Re: [gradle-dev] producing multiple outputs from jvm languages

Adam Murdoch Mon, 28 Jan 2013 14:38:07 -0800

On 28/01/2013, at 9:54 PM, Luke Daley wrote:

> 
> On 24/01/2013, at 4:17 AM, Adam Murdoch <[email protected]> wrote:
> 
>> 
>> On 24/01/2013, at 12:57 AM, Luke Daley wrote:
>> 
>>> 
>>> On 17/01/2013, at 11:54 PM, Adam Murdoch <[email protected]> 
>>> wrote:
>>> 
>>>> 
>>>> On 17/01/2013, at 11:20 PM, Luke Daley wrote:
>>>> 
>>>>> What's the relationship between a component and a “functional source set”?
>>>> 
>>>> It varies. The model would be something like this:
>>>> 
>>>> - A component is physically represented using one or more packagings.
>>>> - A packaging is built from one or more input build items.
>>>> - A packaging is a build item.
>>>> - A (functional) source set is a build item.
>>>> 
>>>> So, for a Java library, it'd look like this:
>>>> 
>>>> production source set ---> production class packaging ---> production jar 
>>>> packaging
>>>> 
>>>> Add in some test fixtures:
>>>> 
>>>> production class packaging ---+
>>>>                             +---> test fixture class packaging ---> test 
>>>> fixture jar packaging
>>>> test fixture source set ------+
>>>> 
>>>> Maybe add some source and docs:
>>>> 
>>>>                       +---> api doc packaging
>>>> production source set --+
>>>>                       +---> source packaging
>>>> 
>>>> The production jar, test fixture jar, api doc and source packagings are 
>>>> all aspects of the Java library component.
>>>> 
>>>> For a C library, it might look like this:
>>>> 
>>>> production source set --+--> windows 32bit shared lib packaging
>>>>                       +--> windows 32bit static lib packaging
>>>>                       +--> linux 64bit shared lib packaging
>>>>                       +--> …
>>>> 
>>>> Each of these platform-specific packagings, along with the API docs and 
>>>> source packagings, are all aspects of the component.
>>> 
>>> The term “packaging” really starts to break down here. It seems intuitive 
>>> to say that a classes dir and a jar are the same thing packaged 
>>> differently, but if you try and say that javadoc is another type of 
>>> packaging it doesn't feel natural. 
>>> 
>>> I originally took you to mean that different packagings were functionally 
>>> equivalent, but required different methods of consumption.
>> 
>> That's what I meant. The stuff above isn't quite right. All of the things 
>> above are build items. Some of them are ways of packaging a component (ie a 
>> packaging is-a build item).
>> 
>>> It seems that you're using it in a more general sense, something closer to 
>>> “facet”. The javadoc and the class files are different facets of the same 
>>> logical entity.
>>> 
>>> So maybe components have facets, and a facet can be packaged in different 
>>> ways.
>> 
>> We've been calling this a 'usage'. That is, there are a number of ways you 
>> can use a given type of component, and a given usage implies one or more 
>> (mutually exclusive) packagings:
>> 
>> * One such usage might be to read the API documentation for the component, 
>> where the API docs can be packaged as a directory of HTML, or a ZIP file or 
>> a PDF.
>> * Another might be to compile some source against it (to build a windows 32 
>> bit debug binary), where the headers can be packaged as a directory of 
>> headers. Or as a ZIP, or in a distribution.
>> * Another might be to link a binary against it (to build a windows 32 bit 
>> debug binary), where the library is packaged as a .lib or a .so file, 
>> depending on platform.
>> * Another might be to link it at runtime (into a windows 32 but debug 
>> executable), where the library is packaged as a .dll or a .so, depending on 
>> the platform.
> 
> This doesn't get around the problem that you are calling the API docs a 
> “packaging”, and that in that case two different packagings of the same 
> logical entity are not functionally equivalent.
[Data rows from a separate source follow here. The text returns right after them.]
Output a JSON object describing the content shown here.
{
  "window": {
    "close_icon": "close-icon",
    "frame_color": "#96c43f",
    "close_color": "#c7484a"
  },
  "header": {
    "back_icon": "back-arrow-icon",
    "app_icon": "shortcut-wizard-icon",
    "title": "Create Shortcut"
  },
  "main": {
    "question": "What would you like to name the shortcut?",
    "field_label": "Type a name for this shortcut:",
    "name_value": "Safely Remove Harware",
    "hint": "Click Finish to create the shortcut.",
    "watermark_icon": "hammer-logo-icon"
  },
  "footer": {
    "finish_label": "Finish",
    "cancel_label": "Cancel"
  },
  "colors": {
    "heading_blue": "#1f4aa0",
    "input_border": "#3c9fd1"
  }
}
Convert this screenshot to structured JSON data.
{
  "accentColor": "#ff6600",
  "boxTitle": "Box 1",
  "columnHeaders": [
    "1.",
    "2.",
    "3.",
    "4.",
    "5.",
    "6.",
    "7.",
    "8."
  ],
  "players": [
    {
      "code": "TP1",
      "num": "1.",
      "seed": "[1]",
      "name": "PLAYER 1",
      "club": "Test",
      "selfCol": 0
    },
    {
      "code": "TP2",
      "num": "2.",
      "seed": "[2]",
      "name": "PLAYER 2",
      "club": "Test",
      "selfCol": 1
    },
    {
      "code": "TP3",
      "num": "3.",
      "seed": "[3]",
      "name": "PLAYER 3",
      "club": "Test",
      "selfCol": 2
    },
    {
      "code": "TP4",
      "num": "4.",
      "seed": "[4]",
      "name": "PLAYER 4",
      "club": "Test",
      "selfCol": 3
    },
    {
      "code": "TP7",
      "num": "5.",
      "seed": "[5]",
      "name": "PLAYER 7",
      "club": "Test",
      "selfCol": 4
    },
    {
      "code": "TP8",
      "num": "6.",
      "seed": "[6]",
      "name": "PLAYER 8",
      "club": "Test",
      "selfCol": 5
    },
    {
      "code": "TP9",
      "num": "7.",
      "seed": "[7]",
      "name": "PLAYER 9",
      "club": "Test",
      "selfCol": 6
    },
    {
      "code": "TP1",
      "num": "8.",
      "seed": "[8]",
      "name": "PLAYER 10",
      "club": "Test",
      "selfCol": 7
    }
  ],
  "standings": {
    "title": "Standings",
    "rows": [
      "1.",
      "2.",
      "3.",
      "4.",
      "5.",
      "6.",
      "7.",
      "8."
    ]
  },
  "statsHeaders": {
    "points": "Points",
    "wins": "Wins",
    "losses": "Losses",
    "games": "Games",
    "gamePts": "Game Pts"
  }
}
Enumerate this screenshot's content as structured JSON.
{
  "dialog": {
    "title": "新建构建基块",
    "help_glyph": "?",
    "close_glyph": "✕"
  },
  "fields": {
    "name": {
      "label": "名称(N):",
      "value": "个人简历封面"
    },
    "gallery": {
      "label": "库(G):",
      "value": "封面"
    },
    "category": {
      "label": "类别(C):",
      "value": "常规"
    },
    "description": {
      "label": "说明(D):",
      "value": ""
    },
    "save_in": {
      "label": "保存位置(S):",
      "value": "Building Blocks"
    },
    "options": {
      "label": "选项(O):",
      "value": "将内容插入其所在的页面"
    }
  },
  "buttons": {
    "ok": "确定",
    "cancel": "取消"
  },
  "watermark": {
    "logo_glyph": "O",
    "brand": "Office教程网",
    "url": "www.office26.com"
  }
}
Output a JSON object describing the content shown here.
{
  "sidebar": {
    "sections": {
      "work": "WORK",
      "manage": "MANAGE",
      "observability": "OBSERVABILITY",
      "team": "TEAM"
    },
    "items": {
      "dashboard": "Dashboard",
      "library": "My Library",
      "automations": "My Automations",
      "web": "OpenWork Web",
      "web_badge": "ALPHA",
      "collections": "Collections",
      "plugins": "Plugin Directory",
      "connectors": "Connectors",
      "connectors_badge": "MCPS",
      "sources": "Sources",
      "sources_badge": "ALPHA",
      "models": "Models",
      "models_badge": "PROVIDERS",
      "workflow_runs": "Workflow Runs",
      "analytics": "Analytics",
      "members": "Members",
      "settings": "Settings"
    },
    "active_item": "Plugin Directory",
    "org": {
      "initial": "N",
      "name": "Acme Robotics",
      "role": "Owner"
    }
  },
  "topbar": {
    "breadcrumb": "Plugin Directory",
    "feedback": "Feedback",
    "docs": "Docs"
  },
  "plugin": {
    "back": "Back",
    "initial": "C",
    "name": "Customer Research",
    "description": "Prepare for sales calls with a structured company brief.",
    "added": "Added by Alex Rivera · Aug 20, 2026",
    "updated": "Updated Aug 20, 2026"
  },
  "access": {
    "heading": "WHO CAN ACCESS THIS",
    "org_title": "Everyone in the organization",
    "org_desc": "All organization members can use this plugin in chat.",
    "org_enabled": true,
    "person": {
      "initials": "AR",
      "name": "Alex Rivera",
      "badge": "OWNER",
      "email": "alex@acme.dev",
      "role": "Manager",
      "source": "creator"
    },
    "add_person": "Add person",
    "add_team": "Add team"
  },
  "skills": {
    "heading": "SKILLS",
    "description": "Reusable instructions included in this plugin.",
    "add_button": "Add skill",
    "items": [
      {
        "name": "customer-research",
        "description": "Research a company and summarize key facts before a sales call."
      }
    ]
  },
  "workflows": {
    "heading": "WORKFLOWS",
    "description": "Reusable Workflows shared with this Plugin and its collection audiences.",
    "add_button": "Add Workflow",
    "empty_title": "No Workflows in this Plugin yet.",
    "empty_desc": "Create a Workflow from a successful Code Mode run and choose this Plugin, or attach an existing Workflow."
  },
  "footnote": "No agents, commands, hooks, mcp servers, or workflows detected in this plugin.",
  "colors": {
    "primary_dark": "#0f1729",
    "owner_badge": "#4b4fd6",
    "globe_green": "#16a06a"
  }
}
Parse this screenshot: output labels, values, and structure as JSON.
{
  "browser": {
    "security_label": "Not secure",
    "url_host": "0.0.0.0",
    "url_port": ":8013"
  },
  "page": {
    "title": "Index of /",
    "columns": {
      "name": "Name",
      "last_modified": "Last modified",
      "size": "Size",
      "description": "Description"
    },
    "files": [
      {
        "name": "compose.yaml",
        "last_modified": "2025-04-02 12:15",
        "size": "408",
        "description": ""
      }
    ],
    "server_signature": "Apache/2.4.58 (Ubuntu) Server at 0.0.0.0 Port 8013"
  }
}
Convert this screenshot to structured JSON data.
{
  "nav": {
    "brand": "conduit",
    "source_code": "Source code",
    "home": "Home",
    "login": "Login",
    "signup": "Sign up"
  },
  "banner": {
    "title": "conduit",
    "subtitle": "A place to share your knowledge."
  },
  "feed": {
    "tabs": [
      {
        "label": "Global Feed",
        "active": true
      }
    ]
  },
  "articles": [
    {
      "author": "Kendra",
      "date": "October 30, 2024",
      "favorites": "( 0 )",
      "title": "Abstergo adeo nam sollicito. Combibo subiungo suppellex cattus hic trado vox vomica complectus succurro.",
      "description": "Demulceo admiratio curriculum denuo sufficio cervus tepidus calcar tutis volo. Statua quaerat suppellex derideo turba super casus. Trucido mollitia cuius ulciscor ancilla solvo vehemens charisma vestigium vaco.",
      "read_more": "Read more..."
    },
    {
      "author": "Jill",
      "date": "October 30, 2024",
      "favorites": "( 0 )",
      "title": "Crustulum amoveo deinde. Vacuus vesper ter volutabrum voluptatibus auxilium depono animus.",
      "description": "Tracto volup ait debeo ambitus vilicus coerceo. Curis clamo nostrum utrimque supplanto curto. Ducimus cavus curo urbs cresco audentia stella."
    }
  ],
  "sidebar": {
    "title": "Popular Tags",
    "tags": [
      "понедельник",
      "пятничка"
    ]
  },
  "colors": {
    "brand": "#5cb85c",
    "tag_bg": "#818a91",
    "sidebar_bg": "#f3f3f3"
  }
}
Not quite. There are two entities here: the executable library and the api 
documentation. And each entity has a different set of packagings. So the 
executable thing can be packaged as a jar or a classes directory or a shared 
native library or whatever, and the documentation thing can be packaged as html 
or pdf or a zip of html or whatever.

I think the question here is how the executable thing and the documentation 
thing relate to each other, and to the library as a whole. Is the library just 
a composite thing, so that a library has-a executable part and has-a api 
documentation part? And the packaging for a library would have-a set of 
executable packaging and have-a set of documentation packagings.

What this might mean is that there's very little difference, if any, between a 
component packaging and a build item.


> 
> It seems we are missing a term for auxiliary outputs (e.g. javadoc).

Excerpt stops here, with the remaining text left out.